The point of one white star is quivering still
Deep in the orange light of widening morn
Beyond the purple mountains; through a chasm
Of wind-divided mist the darker lake
Reflects it; now it wanes; it gleams again
As the waves fade, and as the burning threads
Of woven cloud unravel in pale air;
‘T is lost! and through yon peaks of cloudlike snow
The roseate sunlight quivers; …

“I give below an attempt to render the same passage in terms of touch:”

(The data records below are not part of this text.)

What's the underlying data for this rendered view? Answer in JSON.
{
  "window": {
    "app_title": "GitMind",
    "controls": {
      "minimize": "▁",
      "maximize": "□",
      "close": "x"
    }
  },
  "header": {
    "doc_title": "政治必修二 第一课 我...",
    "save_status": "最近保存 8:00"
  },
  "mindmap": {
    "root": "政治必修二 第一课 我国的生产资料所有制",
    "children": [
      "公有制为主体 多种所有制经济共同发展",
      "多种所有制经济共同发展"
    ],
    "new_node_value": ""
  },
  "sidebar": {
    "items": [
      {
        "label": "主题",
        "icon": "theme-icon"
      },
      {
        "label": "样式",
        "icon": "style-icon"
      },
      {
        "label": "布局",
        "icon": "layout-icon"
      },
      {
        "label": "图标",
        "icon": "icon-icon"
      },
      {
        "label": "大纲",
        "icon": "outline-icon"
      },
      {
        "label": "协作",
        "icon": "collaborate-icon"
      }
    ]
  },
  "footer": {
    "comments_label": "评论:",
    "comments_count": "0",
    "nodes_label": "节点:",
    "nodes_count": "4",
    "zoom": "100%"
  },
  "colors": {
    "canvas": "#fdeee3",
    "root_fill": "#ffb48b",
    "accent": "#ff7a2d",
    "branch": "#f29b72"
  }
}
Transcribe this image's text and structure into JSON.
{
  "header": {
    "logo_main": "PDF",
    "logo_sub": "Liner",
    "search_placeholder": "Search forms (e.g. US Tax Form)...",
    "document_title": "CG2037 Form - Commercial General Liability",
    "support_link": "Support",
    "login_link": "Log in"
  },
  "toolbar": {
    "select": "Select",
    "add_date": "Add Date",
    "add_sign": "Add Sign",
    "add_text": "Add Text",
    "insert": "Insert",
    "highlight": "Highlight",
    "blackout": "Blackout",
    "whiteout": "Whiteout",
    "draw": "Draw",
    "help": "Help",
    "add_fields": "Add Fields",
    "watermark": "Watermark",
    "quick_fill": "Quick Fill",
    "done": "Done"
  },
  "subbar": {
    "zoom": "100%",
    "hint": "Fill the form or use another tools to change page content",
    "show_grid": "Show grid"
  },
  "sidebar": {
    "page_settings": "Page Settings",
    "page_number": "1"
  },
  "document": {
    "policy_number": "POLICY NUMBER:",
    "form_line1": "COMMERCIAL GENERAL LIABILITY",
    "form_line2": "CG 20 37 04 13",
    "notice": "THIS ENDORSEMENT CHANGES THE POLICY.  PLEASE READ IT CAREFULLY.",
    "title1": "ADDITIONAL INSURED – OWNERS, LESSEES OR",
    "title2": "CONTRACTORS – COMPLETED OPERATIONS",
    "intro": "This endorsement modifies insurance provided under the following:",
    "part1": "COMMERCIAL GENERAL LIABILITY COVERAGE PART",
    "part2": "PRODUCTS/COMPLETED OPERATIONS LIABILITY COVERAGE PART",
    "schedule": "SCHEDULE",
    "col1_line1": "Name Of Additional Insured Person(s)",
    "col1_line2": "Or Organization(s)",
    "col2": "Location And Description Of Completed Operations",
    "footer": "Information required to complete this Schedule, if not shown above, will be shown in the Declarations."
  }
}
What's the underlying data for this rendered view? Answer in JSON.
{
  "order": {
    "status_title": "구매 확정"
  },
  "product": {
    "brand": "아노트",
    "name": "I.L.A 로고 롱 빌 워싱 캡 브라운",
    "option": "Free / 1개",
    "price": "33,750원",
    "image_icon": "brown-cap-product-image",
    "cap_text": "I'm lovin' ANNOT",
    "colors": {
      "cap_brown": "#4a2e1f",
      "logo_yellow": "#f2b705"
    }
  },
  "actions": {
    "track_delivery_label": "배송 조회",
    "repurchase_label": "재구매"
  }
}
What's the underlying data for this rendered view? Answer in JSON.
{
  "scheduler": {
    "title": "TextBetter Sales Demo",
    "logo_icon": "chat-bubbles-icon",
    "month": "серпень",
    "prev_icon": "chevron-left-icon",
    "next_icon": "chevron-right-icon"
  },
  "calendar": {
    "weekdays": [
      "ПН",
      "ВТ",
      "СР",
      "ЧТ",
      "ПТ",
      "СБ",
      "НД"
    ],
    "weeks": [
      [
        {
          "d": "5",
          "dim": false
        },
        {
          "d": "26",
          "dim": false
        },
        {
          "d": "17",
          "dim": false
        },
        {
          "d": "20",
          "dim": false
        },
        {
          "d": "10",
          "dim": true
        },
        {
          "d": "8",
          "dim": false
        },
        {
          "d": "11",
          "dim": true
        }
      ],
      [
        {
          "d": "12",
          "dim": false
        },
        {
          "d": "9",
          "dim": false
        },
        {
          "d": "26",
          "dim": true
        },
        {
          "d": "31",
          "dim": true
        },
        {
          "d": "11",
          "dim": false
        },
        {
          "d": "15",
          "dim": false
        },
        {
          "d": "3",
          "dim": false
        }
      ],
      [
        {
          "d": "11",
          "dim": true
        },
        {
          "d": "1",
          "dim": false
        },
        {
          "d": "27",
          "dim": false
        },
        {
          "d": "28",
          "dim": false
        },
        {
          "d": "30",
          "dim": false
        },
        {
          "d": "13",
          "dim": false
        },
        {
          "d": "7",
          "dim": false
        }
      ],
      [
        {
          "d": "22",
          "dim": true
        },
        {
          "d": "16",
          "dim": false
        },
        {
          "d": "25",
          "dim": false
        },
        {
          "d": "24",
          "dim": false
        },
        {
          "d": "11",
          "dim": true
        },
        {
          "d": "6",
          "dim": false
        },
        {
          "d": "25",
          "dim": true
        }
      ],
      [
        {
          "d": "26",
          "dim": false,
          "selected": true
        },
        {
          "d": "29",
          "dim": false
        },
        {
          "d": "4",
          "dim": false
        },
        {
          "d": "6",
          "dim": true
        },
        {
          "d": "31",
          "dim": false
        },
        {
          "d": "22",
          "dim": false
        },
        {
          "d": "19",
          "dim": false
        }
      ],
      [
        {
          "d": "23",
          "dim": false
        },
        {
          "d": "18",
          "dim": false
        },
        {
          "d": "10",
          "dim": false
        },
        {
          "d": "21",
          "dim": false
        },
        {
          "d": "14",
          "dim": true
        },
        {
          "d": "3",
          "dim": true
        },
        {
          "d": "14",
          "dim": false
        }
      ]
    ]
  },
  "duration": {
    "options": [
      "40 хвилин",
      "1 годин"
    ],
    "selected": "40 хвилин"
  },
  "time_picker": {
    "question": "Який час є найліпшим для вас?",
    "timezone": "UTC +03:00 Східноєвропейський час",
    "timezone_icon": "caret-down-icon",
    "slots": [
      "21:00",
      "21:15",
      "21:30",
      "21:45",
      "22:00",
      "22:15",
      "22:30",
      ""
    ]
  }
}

One cold metallic grain is quivering still
Deep in the flood of warm ethereal fluid
Beyond the velvet mountains: through a chasm
In banks of fleece the heavier lake is splashed
With fairy foam: it wanes: it grows again
As the waves thicken, and as the burning threads
Of woven wool unravel in the tepid air:
‘Tis lost! and through the unsubstantial snow
Of yonder peaks quivers the living form
And vigour of the Sun …

“Or it may be put into sound, thus:”

One star pierces with thin intensity
The large crescendo consonance of morn
Beyond the drumming mountains: on the lake
Through stolid silence ghostly-faint is thrown
An echo: now it wanes: it grows again
Its echo fades, and splits into a swarm
Of singing notes that scatter in the faint air:
Then through a sound of breathing winds afar
Begins the throbbing anthem of the Sun.

He adds, “I owe Shelley an apology for publishing the above travesties of his work, but with all their inadequacy they may serve to make clear our method of realising the unreal world of light in the real world of sound and touch.”

A Story Without Words

https://archive.org/details/godsmannovelinwo0000ward

Subtitled “A Novel in Woodcuts,” Lynd Ward’s 1929 parable Gods’ Man unfolds in images, making it an important forebear of the modern graphic novel. A young artist makes his way to the big city, where a masked stranger gives him a magic paintbrush. The adventures that follow remark on the roles of love and commerce in an artist’s life; in the end the stranger returns to claim a reward.

Despite its unusual format, Ward’s book sold more than 20,000 copies during the Depression, and he followed it up with five more wordless novels. When he died in 1985, he was at work on an ambitious seventh, which Rutgers published in 2001.

Squaring Words

In his 1864 autobiography Passages From the Life of a Philosopher, Charles Babbage describes an “amusing puzzle.” The task is to write a given word in the first rank and file of a square and then fill the remaining blanks with letters so that the same four words appear in order both horizontally and vertically. He gives this example with the word DEAN:

D E A N
E A S E
A S K S
N E S T

“The various ranks of the church are easily squared,” he writes, “but it is stated, I know not on what authority, that no one has yet succeeded in squaring the word bishop.”

By an unlikely coincidence I’ve just found that Eureka put this problem to its readers in 1961, and they found three solutions:

B I S H O P    B I S H O P    B I S H O P
I L L U M E    I N H E R E    I M P A L E
S L I D E S    S H A R P S    S P I N E T
H U D D L E    H E R M I T    H A N G A R
O M E L E T    O R P I N E    O L E A T E
P E S E T A    P E S T E R    P E T R E L

The first was found by A.L. Cooil and J.M. Dagnese; the second by A.R.B. Thomas; and the third by R.W. Payne, J.D.E. Konhauser, and M. Rumney.

12/10/2023 UPDATE: Reader Giorgos Kalogeropoulos has enlisted a database of 235,000 words to produce more than 100 bishop squares (click to enlarge):

Kalogeropoulos bishop squares

This is pleasing, because it’s a road that Babbage himself was trying to follow in the 19th century, laboriously cataloging the contents of physical dictionaries after an algorithm of his own devising — see page 238 in the book linked above. (Thanks, Giorgos.)